Le changement climatique n'est pas le responsable direct des violences envers les femmes. Il participe à créer des environnements sociétaux où ces comportements violents peuvent plus facilement se dérouler en toute impunité. Cependant, les causes premières et directes des violences envers les femmes restent les normes sociales patriarcales qui normalisent ces violences.
Le rôle des autorités locales
Gouvernements régionaux et municipalités sont des agents clefs de la lutte contre les violences. Leur positionnement au plus près des administré.e.s leur permet une action locale informée par les réalités du terrain et au plus près des habitants de leurs territoires.
En Seine-Saint-Denis, l’Observatoire des Violences envers les Femmes a été crée en 2002, premier au niveau national il a ouvert la voie à la création d’autres structures. Laboratoire d’Innovation, l’Observatoire a crée de nombreux outils efficaces qui se sont étendus au reste de la France.

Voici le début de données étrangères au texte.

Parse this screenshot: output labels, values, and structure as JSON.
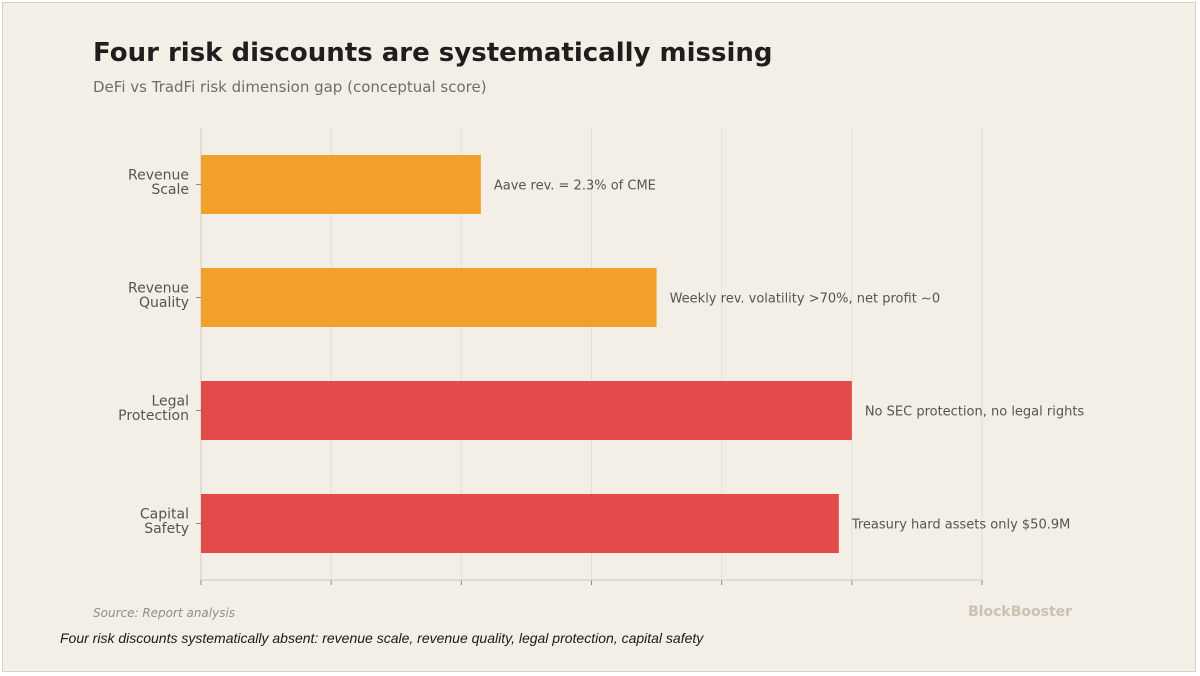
{
  "chart_data": {
    "type": "bar",
    "orientation": "horizontal",
    "title": "Four risk discounts are systematically missing",
    "subtitle": "DeFi vs TradFi risk dimension gap (conceptual score)",
    "categories": [
      "Revenue Scale",
      "Revenue Quality",
      "Legal Protection",
      "Capital Safety"
    ],
    "values": [
      43,
      70,
      100,
      98
    ],
    "annotations": [
      "Aave rev. = 2.3% of CME",
      "Weekly rev. volatility >70%, net profit ~0",
      "No SEC protection, no legal rights",
      "Treasury hard assets only $50.9M"
    ],
    "bar_colors": [
      "#f0a02b",
      "#f0a02b",
      "#e34a4a",
      "#e34a4a"
    ],
    "xlim": [
      0,
      120
    ],
    "x_tick_count": 7,
    "x_tick_labels_shown": false,
    "grid": "vertical",
    "legend": "none",
    "xlabel": "",
    "ylabel": ""
  },
  "source": "Source: Report analysis",
  "brand": "BlockBooster",
  "caption": "Four risk discounts systematically absent: revenue scale, revenue quality, legal protection, capital safety",
  "colors": {
    "background": "#f3efe6",
    "grid": "#e4dfd3",
    "axis": "#d7d1c3",
    "label": "#555555",
    "annotation": "#555555"
  }
}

Son rôle est d’observer, fournir des données sur les violences, créer des outils protecteurs des femmes victimes ainsi que leurs enfants co-victimes et former les professionnels à l’accompagnement de ces femmes. Si la Seine-Saint-Denis n’a pas été radicalement exposée à la crise climatique, elle a expérimenté la crise sanitaire liée à la pandémie du COVID-19. Conscient du danger du confinement pour des femmes victimes de violences, l’Observatoire a adapté ses outils à la pandémie, une réponse rapide permise par la connaissance du territoire.
Finalement, en adoptant une approche féministe de la crise climatique, les autorités locales se positionnent sur les Objectifs Développement Durable votés par l’Assemblée Générale de l’ONU qui adoptent une approche partenariale dans l’ensemble des enjeux sociaux, politiques et environnementaux. D’une part, il s’agit de prendre en compte l’augmentation des violences envers les femmes dans les politiques publiques environnementales. D’autre part, les politiques engagées dans la protection des femmes doivent prendre en considération l’augmentation de l’exposition aux violences durant les évènements climatiques extrêmes.